El sobrepeso y la obesidad amenazan con colapsar el sistema de salud público mexicano. Según una estadística oficial del gobierno, tres de cada cuatro camas ocupadas en los hospitales corresponden a pacientes con enfermedades ligadas a esta pandemia.
Por ello, el Gobierno de la Ciudad de México ha puesto en marcha el programa “Muévete y métete en cintura en la oficina”, que contempla una hora diaria de actividad física dentro del horario laboral y que ya ha comenzado a implantarse en el área de Finanzas.
Las últimas encuestas oficiales de salud indican que, entre los adultos mexicanos, el 72% de las mujeres y el 66% de los hombres padece sobrepeso, pero el problema es más agudo en la capital que supera el promedio nacional. En la oficina de Finanzas, escogida para aplicar el programa antes de extenderlo a otras áreas, un diagnóstico entre los empleados encontró que el 70% tienen sobrepeso y el 20% obesidad.
La atención a enfermedades relacionadas con el sobrepeso, como diabetes, hipertensión, males cardiovasculares e incluso cáncer, costó a México en 2008 más de 42.000 millones de pesos (unos 3.240 millones de dólares), según cifras del gobierno federal.

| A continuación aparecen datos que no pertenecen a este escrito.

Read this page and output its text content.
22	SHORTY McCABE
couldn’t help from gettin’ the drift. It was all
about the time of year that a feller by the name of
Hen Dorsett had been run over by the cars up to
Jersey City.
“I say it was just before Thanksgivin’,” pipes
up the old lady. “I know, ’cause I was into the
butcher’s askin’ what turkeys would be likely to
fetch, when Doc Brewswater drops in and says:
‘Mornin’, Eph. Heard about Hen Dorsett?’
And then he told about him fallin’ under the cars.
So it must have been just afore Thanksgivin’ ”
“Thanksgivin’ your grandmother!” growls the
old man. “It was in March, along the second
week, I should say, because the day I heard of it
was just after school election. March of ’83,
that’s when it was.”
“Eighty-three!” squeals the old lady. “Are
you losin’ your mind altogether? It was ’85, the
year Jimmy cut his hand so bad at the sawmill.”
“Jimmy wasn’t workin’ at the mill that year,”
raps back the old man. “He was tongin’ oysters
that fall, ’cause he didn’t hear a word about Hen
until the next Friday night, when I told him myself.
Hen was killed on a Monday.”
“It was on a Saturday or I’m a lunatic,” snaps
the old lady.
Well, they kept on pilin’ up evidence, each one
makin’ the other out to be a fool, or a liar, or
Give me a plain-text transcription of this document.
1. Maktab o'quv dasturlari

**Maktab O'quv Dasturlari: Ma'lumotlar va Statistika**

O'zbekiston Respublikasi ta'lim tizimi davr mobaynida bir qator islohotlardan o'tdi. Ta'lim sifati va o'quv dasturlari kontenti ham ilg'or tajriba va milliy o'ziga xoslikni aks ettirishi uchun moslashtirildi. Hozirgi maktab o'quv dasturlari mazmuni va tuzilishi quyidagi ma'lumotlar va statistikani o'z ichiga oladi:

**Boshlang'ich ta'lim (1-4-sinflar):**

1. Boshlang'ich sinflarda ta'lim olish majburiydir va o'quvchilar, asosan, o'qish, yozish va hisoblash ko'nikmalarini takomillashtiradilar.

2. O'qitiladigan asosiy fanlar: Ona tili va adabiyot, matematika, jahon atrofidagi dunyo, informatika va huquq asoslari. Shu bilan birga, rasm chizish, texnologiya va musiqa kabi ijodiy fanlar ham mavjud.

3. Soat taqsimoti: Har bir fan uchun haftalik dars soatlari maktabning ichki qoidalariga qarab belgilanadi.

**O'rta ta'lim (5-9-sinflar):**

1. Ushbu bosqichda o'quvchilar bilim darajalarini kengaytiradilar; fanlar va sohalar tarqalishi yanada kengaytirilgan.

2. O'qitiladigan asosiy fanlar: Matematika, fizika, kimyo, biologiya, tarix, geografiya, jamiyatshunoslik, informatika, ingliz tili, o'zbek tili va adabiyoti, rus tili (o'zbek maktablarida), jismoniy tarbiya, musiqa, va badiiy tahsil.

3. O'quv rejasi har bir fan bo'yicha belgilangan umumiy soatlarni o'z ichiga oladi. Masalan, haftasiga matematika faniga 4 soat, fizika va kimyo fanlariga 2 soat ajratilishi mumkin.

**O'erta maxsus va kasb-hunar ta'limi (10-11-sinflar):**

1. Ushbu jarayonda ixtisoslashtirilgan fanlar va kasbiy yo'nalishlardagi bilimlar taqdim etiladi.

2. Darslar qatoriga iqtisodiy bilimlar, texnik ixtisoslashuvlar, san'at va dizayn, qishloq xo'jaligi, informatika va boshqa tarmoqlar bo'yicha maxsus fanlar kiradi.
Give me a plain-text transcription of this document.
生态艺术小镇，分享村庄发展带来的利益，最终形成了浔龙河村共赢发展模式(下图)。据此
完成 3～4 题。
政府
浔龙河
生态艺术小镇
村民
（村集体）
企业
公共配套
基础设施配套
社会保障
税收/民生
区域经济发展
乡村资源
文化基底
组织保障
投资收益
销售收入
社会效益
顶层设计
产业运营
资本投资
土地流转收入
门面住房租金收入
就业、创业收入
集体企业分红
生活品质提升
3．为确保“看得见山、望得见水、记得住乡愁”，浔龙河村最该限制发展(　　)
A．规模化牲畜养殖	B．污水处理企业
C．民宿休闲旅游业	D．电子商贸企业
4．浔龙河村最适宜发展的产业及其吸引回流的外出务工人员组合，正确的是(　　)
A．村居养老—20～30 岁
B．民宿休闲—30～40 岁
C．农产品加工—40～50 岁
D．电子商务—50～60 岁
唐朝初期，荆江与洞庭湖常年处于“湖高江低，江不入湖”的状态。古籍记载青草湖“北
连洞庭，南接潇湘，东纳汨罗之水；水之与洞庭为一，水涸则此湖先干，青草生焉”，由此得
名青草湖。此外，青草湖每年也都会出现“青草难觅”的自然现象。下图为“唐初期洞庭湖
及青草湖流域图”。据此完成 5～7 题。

Para el Secretario de Finanzas, Mario Delgado, “tenemos una generación completa que va a vivir unos 20 años menos debido a las enfermedades crónico-degenerativas ligadas al sobrepeso y obesidad. Por ello hemos querido poner en marcha este programa y que nuestros trabajadores encuentren facilidades a la hora de practicar actividad física”.
Las clases diarias se realizan en una de las salas del edificio de Finanzas habilitada para tal fin e improvisada como si de un gimnasio se tratase. Los trabajadores cuentan con monitores e instructores que les indican qué tipo de actividades tienen que realizar, la intensidad y la frecuencia de las mismas. Generalmente, a la clase matutina asisten los trabajadores del área de seguridad, de los que se requiere de buen estado físico, mientras que a otras dos clases a lo largo del día se envía a trabajadores en los que se han detectado riesgos a su salud. De esta forma, los ejercicios se pueden personalizar y adecuar a las necesidades de cada una de las personas.
El programa “Muévete y métete en cintura en la oficina” también contempla un control nutricional de los trabajadores. De hecho, tras la intensa sesión, mezcla de boxeo, ejercicio aeróbico y fortaleza muscular, los empleados van con la nutricionista para ser pesados y medidos. Según la nutricionista Karina Culebro, “además de ser sedentarios, no comen de forma equilibrada, en su dieta predominan los carbohidratos y las grasas. Pero hay mucho entusiasmo, hay algunos que vienen con nosotros desde hace algunos meses y ya tenemos resultados importantes, personas que han bajado de peso”.